GM also said it planned to start a commercial service for the vehicles that same year, where the public would be able to hail a ride via an app.

The car, known as the Cruise AV (Autonomous Vehicle), is based on the Chevrolet Bolt EV. Production will take place at GM's Orion Township plant in Michigan, the same plant where the Bolt EV is produced.

The roof-mounted modules that contain most of the hardware required for automated driving, including lidar, radar, and cameras, will be produced at GM's Brownstown plant. The plant, which is also located in Michigan, is where GM currently produces some batteries and in 2020 will also produce fuel cell stacks.

“We’re continuing to make great progress on our plans to commercialize in 2019,” GM President Dan Ammann said Thursday regarding plans for the Cruise AV. “Our Orion and Brownstown teams have proven experience in building high-quality self-driving test vehicles and battery packs, so they are well-prepared to produce the Cruise AV.”

Chevrolet Cruise AV self-driving car

Chevrolet Cruise AV self-driving car

GM showed us the Cruise AV in January but this is the first time the automaker has committed to a timeline for commercialization of self-driving cars. GM is yet to announce which location(s) the Cruise AV will be launched in, though it will likely be somewhere where prototypes are already testing.
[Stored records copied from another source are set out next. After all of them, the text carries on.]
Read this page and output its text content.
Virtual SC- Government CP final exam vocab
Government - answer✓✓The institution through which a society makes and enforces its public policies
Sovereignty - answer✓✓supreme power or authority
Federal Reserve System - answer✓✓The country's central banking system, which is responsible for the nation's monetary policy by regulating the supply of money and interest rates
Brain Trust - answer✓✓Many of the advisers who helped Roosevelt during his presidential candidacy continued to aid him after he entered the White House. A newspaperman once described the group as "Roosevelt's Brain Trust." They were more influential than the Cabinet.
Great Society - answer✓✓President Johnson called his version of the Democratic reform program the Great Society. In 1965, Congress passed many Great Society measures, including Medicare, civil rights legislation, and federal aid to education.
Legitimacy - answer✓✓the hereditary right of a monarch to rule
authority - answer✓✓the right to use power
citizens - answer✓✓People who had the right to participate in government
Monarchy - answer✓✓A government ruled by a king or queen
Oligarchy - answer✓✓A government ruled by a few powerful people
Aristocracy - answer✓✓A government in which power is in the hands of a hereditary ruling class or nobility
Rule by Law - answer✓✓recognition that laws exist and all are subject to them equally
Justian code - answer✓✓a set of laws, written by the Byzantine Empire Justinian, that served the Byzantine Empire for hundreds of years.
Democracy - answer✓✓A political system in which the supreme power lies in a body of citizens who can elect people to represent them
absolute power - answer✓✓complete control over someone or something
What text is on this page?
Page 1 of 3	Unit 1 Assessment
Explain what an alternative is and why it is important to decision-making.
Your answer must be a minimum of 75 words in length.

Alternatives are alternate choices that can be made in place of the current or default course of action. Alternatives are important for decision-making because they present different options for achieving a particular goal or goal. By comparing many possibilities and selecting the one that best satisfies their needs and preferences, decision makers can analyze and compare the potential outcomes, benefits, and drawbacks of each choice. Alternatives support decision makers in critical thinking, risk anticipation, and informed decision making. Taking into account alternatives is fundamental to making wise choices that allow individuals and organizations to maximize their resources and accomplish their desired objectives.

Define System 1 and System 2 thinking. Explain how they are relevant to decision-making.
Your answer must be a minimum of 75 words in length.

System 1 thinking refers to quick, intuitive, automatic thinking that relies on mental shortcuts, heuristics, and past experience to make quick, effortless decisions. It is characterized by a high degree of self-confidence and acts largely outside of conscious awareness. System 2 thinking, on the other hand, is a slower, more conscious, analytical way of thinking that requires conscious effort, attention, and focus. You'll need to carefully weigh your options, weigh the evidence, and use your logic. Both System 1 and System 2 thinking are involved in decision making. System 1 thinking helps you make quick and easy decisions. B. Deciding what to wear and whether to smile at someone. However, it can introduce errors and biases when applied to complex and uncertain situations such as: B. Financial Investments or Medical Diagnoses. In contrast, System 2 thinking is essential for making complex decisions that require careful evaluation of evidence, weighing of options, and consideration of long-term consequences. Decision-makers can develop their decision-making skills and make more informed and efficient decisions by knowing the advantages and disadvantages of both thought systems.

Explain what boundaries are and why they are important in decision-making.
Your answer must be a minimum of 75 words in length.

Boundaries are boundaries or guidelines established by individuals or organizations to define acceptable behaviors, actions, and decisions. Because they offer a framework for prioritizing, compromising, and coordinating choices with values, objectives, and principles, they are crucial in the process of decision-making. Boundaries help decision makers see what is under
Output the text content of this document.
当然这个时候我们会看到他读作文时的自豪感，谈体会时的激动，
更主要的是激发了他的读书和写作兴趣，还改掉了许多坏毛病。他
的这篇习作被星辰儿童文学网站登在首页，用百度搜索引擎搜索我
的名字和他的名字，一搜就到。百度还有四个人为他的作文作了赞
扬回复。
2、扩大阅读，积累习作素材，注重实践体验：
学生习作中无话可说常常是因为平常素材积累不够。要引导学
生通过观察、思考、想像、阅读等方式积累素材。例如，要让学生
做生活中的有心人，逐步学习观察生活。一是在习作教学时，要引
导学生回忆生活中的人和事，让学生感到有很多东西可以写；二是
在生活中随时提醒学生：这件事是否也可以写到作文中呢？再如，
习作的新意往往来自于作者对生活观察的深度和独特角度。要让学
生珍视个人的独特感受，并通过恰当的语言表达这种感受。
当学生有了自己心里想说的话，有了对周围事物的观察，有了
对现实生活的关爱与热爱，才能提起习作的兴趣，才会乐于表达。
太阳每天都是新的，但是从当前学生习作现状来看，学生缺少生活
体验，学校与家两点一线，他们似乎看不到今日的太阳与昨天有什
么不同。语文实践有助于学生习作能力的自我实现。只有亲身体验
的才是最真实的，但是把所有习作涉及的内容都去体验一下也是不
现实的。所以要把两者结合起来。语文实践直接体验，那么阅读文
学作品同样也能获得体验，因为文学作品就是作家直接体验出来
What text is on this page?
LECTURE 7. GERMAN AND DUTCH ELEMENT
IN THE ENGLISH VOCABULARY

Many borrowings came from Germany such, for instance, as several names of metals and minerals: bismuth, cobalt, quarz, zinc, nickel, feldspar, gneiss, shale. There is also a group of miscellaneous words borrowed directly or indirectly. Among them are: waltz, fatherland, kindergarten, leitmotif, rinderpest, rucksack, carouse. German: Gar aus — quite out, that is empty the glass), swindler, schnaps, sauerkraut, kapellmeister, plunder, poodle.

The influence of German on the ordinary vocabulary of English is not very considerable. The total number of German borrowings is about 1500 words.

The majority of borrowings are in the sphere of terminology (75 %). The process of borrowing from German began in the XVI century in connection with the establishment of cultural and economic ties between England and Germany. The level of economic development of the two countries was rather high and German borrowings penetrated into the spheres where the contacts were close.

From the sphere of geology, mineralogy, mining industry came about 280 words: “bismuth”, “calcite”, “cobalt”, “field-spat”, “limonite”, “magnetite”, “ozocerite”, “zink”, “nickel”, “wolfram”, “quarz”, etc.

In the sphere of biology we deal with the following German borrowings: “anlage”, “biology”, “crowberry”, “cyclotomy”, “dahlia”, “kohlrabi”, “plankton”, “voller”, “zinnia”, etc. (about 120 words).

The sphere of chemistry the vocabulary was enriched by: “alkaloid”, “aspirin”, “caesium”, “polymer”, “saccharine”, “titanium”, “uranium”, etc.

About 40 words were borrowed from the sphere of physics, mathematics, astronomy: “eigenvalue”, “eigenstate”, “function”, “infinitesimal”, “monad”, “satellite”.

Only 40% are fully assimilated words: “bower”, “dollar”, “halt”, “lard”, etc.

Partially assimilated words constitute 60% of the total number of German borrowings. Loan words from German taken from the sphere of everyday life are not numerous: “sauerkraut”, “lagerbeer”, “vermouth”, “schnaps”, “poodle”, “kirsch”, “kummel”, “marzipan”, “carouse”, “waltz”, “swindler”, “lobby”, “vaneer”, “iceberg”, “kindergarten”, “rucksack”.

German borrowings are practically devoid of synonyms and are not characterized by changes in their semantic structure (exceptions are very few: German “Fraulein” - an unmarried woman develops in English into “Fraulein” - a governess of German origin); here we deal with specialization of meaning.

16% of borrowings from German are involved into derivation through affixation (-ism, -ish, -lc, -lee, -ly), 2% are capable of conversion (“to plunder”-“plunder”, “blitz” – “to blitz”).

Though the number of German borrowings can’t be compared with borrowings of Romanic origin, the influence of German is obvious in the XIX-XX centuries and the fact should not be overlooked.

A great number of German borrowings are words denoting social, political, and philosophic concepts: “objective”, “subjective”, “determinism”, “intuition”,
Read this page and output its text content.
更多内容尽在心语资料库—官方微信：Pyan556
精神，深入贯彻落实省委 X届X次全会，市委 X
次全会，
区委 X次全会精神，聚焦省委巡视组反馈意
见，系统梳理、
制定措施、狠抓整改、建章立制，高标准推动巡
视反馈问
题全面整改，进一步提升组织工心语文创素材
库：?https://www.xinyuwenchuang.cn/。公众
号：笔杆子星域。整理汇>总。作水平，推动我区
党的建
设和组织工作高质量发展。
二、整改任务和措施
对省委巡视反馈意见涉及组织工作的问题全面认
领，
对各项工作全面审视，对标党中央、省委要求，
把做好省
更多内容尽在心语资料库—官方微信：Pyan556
The list includes downtown San Francisco, as well as Scottsdale, Arizona and Warren, Michigan. GM also plans to start testing prototypes in Manhattan soon.

GM is still waiting on federal approval for use of the Cruise AV on public streets, which is much harder than for other self-driving cars because of the lack of a steering wheel and pedals. The prototypes could escape this issue because they still have steering wheels and pedals. The automaker will also need to receive approval at the state level; the current list of states that would allow it include Colorado, Georgia, Michigan, Nevada, North Carolina, Tennessee and Texas.

Should all go to plan, the cars will join a ride-sharing fleet either operated by GM or a partner such as Lyft. GM last August announced its own ride-sharing service called Cruise Anywhere that so far has only been used by employees at Cruise Automation, the self-driving car development company acquired by GM in 2016 for a rumored $1 billion.

Waymo, the self-driving division of tech giant Alphabet, says it plans to start its own self-driving service very soon in Phoenix, Arizona. The company fits its self-driving system to Chrysler Pacifica Hybrid minivans and is testing the technology in 25 cities across the United States.

Both GM and Waymo's self-driving cars are at Level 4 capability. This is because they are restricted to areas with sufficient map data and are also incapable of handling certain weather conditions, such as heavy snow. The final goal is a Level 5 car, which can handle all situations that a human driver is capable of.